M. Patte, architecte du duc des Deux-Ponts, vient de publier une brochure sur la manière la plus avantageuse d'éclairer les rues d'une ville pendant la nuit, en combinant ensemble la clarté, l'économie et la facilité du service. Je suis tout à fait partisan des lanternes de M. Patte, et je vois avec peine que sa méthode ne sera pas adoptée par la police. Ces réverbères qu'on suspend au milieu des rues de Paris depuis l'hiver dernier, et qui ont l'air de lampes sépulcrales, ne rendront jamais le service des lanternes proposées par M. Patte.

Cet architecte a publié l'année dernière un assez bel ouvrage sous ce titre Monuments érigés à la gloire de Louis XV, volume in-folio d'une belle exécution, tant pour la gravure que pour l'impression. Il vient d'y ajouter un petit supplément qui représente la cérémonie de l'inauguration de la statue du roi à Reims, avec la description des fêtes qui l'ont accompagnée. Cette description n'est pas véridique, car ces fêtes, par un concours d'accidents et de bêtises et un défaut de prévoyance peu commun, ont toutes manqué de la manière du monde la plus ridicule. M. Patte distribue son supplément gratis à ceux qui ont acheté son livre.

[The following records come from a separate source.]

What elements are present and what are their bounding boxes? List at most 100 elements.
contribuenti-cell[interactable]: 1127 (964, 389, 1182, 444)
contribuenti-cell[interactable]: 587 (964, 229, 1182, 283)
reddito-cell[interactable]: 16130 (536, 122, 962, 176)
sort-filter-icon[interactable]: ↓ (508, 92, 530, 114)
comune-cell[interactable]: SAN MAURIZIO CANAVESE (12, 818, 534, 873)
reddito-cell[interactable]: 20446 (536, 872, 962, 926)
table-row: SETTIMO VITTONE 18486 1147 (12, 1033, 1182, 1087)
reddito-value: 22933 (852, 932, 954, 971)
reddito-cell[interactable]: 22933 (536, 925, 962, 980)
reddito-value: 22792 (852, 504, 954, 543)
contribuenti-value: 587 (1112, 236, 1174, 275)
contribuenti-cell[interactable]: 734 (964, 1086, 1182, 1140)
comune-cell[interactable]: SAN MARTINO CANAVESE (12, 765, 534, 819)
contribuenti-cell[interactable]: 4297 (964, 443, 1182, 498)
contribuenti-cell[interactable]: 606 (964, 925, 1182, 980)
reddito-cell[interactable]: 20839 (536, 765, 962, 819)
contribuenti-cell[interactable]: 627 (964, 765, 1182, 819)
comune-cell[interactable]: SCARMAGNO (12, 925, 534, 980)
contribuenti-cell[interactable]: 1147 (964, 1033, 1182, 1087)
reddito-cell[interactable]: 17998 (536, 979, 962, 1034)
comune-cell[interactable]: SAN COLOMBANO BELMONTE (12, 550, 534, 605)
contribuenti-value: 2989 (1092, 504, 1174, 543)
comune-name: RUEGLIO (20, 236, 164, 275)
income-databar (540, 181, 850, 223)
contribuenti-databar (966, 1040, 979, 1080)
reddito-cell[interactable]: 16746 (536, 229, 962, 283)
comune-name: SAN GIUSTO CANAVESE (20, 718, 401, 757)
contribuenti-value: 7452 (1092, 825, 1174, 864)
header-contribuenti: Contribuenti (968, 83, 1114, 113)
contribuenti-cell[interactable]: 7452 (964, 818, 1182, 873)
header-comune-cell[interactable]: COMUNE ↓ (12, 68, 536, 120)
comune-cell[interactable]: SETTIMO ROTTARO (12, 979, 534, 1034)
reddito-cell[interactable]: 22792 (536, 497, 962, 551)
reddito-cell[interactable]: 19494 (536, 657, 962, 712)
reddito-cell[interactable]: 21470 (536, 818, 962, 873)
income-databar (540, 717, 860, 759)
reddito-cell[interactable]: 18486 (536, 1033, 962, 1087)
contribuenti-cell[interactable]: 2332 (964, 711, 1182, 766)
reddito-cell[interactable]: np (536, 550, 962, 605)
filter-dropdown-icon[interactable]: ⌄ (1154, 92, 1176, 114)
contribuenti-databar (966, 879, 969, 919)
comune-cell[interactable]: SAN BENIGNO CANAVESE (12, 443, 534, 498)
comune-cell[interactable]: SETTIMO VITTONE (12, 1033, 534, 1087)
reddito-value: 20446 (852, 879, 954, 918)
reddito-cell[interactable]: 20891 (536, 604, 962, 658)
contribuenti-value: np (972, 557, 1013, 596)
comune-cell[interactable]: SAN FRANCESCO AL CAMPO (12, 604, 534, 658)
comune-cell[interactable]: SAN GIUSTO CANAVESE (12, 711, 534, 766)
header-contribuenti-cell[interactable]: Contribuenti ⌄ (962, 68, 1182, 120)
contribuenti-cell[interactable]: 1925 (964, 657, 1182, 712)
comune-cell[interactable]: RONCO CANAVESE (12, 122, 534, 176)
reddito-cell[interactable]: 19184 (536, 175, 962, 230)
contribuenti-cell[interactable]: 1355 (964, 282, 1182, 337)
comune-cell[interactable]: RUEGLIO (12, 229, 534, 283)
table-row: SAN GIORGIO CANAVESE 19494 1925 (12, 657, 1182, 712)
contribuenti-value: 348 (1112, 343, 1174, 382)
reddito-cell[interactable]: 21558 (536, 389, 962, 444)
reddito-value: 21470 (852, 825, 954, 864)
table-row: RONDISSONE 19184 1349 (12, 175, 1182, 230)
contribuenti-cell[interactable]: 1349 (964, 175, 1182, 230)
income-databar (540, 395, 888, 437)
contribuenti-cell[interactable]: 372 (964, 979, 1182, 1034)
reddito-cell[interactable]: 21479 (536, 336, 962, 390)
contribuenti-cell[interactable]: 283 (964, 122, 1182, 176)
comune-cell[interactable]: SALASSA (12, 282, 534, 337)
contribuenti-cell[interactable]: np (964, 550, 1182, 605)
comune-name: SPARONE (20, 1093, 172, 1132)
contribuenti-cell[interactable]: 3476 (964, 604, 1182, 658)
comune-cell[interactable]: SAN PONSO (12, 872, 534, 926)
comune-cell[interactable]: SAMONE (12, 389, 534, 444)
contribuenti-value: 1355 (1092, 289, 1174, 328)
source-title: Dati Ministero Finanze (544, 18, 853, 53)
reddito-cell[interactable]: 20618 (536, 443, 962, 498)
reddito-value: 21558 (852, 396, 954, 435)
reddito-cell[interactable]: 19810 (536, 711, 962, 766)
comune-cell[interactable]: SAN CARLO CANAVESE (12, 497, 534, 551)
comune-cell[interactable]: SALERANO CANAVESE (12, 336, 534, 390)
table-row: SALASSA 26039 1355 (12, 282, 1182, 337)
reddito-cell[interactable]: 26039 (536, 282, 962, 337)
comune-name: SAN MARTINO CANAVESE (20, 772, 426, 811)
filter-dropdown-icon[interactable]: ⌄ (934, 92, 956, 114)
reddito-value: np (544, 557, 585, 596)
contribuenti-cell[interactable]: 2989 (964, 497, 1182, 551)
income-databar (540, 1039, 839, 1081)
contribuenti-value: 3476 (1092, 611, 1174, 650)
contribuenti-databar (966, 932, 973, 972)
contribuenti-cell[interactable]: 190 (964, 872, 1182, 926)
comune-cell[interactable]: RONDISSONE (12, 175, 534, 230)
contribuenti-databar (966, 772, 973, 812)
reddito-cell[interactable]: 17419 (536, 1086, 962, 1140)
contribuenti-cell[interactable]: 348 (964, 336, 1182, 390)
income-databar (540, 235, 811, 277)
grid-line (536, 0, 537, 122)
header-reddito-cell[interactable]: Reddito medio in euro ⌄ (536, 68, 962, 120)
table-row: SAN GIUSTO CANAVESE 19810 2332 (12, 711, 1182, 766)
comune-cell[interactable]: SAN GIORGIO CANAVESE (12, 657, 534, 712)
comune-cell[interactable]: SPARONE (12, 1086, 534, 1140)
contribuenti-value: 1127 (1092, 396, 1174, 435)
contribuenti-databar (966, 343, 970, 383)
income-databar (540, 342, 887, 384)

M. le marquis de Montalembert a lu, il y a quelque temps, à la rentrée publique de l'Académie royale des sciences, un mémoire intitulé Cheminée-poêle, ou Poêle français, qu'il vient de faire imprimer séparément dans un cahier in-4o, en attendant qu'il paraisse dans le corps des mémoires de l'Académie. Son projet est de nous procurer la commodité de la chaleur du poêle avec les agréments de la cheminée, en faisant attention aussi à la consommation du bois. Cette grande consommation est un des inconvénients de la cheminée, dont le feu est d'ailleurs si agréable: il occupe et il tient compagnie, au lieu que le poèle

est d'une tristesse mortelle, et qu'il a encore le désavantage de porter la chaleur à la tête en laissant les pieds froids. M. de Montalembert, en combinant les avantages de l'un et de l'autre, a cherché à éviter ou à vaincre les inconvénients de tous les deux. Il vous chauffe même une maison de bas en haut et dans toutes ses parties avec une dextérité merveilleuse. Je ne sais s'il vous garantit aussi bien de la crainte du feu, et s'il ne serait pas à appréhender que votre maison ne se trouvât en feu de trois ou quatre côtés, avant que vous eussiez le temps de le soupçonner.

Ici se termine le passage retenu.